Designing REST Web services

Identifying the resources to expose to a RESTful Web service client is an essential step in designing a RESTful Web service server.

Each component in a RESTful Web service is a resource that can be accessed using standard HTTP methods. To identify the resources, analyze your business domain and extract the nouns (and most appropriately pluralized nouns) that are relevant to your business needs. For example, “customers” and “accounts” are resources in a typical business domain.

Once the nouns (resources) have been identified, then the interactions with REST web services can be modeled as HTTP verbs against these nouns. REST relies on this resource/HTTP method combination.

For example, imagine you have a Web service like the "StockQuote" service mentioned in Introduction to Web services. In this simplification of the business domain, we can begin to identify some types of resources:
  • quotes
    • /id
    • /price
    • /category
    • etc.
  • companies
    • /id
    • /name
    • /rating
    • etc.
  • users
    • /id
    • /name
    • etc.

Define resource endpoints

Here is how you might begin to build resource identifiers. For example, "users" is a collection resource and "user" is a single resource in this domain.
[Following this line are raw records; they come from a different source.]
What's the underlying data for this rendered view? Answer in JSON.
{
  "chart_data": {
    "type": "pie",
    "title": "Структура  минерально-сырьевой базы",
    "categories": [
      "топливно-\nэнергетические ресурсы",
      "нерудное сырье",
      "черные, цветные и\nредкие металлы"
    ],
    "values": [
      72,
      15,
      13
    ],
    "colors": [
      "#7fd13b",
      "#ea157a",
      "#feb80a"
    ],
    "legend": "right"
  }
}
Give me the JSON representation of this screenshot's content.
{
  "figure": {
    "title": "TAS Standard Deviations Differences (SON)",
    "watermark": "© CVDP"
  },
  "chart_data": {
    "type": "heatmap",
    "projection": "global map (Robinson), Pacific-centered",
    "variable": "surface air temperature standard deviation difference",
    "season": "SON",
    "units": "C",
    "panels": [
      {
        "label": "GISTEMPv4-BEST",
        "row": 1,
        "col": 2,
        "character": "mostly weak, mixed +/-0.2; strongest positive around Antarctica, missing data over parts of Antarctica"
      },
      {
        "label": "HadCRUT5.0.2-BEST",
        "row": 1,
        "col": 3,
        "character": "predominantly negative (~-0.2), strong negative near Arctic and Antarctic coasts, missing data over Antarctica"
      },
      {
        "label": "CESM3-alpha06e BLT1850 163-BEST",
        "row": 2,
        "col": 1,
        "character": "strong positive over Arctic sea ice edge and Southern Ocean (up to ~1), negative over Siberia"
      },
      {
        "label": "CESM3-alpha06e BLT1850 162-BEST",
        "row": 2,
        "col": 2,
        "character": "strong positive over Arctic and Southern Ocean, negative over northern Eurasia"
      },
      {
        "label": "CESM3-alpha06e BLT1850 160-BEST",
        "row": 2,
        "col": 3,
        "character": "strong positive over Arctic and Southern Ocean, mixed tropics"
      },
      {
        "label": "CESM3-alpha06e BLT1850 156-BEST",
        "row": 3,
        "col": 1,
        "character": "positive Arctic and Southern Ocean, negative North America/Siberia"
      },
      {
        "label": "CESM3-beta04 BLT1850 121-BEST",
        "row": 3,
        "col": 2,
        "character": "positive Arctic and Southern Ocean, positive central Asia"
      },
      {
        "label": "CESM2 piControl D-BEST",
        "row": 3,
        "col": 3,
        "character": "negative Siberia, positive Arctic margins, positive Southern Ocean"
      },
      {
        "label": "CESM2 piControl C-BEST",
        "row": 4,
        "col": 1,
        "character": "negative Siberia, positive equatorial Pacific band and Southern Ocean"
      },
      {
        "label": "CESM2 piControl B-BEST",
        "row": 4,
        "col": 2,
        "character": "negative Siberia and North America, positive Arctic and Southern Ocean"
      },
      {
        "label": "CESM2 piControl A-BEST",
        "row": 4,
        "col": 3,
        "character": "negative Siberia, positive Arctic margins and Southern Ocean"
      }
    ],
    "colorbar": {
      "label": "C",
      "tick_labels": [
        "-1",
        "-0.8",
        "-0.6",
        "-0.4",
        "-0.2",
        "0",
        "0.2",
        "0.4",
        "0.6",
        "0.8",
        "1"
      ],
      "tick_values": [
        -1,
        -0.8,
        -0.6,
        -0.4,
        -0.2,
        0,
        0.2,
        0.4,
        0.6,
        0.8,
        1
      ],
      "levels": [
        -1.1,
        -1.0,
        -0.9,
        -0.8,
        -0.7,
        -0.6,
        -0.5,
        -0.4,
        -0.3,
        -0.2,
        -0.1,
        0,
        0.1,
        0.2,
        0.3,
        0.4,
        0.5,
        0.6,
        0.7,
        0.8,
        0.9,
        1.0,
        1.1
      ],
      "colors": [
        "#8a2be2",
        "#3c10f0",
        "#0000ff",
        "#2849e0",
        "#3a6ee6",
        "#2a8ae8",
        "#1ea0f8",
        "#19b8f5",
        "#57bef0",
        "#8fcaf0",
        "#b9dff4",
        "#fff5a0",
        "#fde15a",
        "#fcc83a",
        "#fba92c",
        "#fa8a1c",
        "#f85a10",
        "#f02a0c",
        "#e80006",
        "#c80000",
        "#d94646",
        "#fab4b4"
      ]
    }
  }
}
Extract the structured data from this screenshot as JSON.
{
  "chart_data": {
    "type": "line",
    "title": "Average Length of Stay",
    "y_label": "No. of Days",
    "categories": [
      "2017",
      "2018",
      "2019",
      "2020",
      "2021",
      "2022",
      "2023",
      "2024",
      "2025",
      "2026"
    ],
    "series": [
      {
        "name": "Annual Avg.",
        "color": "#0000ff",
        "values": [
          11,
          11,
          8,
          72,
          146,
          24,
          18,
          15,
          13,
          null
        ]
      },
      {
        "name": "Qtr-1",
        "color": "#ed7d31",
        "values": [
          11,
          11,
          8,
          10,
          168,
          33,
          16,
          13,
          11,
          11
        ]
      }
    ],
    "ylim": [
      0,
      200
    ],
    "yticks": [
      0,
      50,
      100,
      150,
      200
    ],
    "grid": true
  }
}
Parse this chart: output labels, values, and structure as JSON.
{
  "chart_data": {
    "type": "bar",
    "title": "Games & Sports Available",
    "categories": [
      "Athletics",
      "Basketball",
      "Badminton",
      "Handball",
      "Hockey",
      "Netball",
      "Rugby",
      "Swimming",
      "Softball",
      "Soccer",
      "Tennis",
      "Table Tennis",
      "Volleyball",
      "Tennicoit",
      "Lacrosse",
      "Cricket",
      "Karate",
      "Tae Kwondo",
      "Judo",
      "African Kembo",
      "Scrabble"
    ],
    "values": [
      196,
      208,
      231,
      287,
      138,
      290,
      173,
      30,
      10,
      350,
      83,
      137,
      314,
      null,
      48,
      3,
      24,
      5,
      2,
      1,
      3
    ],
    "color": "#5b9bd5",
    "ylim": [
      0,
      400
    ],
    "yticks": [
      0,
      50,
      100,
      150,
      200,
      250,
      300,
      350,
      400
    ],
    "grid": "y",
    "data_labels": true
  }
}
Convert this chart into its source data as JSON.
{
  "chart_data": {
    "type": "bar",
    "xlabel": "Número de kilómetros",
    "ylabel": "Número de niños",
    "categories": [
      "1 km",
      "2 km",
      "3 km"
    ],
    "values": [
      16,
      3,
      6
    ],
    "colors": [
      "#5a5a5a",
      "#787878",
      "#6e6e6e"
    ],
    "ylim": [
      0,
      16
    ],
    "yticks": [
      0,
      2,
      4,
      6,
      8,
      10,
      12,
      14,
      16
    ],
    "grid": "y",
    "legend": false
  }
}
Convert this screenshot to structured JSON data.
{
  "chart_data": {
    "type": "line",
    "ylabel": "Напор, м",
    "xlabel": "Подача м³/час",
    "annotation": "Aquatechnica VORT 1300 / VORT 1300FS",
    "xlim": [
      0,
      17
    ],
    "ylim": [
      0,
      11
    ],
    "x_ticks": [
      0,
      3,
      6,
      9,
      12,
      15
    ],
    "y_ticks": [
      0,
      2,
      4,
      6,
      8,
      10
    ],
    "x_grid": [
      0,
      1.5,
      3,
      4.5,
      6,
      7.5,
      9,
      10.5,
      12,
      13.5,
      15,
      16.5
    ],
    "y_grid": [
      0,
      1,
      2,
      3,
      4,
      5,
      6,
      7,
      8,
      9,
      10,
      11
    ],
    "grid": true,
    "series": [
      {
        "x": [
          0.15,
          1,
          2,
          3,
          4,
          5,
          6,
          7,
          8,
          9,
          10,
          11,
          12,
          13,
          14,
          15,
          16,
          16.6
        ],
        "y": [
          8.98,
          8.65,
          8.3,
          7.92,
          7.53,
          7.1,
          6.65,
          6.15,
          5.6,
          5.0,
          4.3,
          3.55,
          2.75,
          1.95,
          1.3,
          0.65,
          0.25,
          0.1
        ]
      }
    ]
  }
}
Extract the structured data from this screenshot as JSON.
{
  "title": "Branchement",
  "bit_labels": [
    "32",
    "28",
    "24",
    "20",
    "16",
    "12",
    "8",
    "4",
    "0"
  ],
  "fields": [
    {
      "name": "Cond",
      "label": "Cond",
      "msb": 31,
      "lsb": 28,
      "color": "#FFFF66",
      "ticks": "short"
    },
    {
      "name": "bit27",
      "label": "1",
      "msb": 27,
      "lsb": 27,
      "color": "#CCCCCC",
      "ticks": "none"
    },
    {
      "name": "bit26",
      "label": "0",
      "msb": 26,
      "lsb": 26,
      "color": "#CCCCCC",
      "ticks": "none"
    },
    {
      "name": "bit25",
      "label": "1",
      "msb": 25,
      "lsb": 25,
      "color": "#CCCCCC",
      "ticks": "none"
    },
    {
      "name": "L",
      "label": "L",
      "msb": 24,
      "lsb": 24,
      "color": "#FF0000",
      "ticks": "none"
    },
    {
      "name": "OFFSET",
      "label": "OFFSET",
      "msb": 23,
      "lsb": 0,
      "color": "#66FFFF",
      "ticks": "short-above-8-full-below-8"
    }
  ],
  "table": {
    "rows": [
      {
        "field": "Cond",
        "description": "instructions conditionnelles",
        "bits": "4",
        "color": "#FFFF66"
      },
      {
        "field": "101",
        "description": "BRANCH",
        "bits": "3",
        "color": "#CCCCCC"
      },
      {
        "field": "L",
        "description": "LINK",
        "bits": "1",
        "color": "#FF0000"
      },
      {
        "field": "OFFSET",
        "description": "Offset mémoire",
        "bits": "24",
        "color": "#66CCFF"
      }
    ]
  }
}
You can identify "users" using the URI with the endpoint "/users" to locate the resource. You can identify a single user resource using the endpoint "/users/{id}". The endpoint is part of a logical not a physical URL that determines the resource you are requesting.
Note:

You may find it helpful also to think of the resource in terms of CRUD, where each resource supports the action of Create, Read, Update, and Delete using the HTTP verbs PUT, GET, POST, DELETE.

For instance, the following could represent endpoints to the StockQuote resources for the users entity on the localhost.
Users

GET http://localhost:8090/StockQuote/users       - Return a list of all users (requires authentication)
GET http://localhost:8090/StockQuote/users/id    - Return the user with that id 
POST http://localhost:8090/StockQuote/users      - Create a new user. Return a 201 status code and the newly created id 
PUT  http://localhost:8090/StockQuote/users/id   - Update the user with that id
DELETE http://localhost:8090/StockQuote/users/id - Delete the user with that id

Functions in the REST Web service now need to be created to respond to requests for services based on those endpoints.

It is recommended to always use the GWS REST high-level framework in your Web service. Functions require considerably less code in your application and are easier to use in comparison with low-level APIs.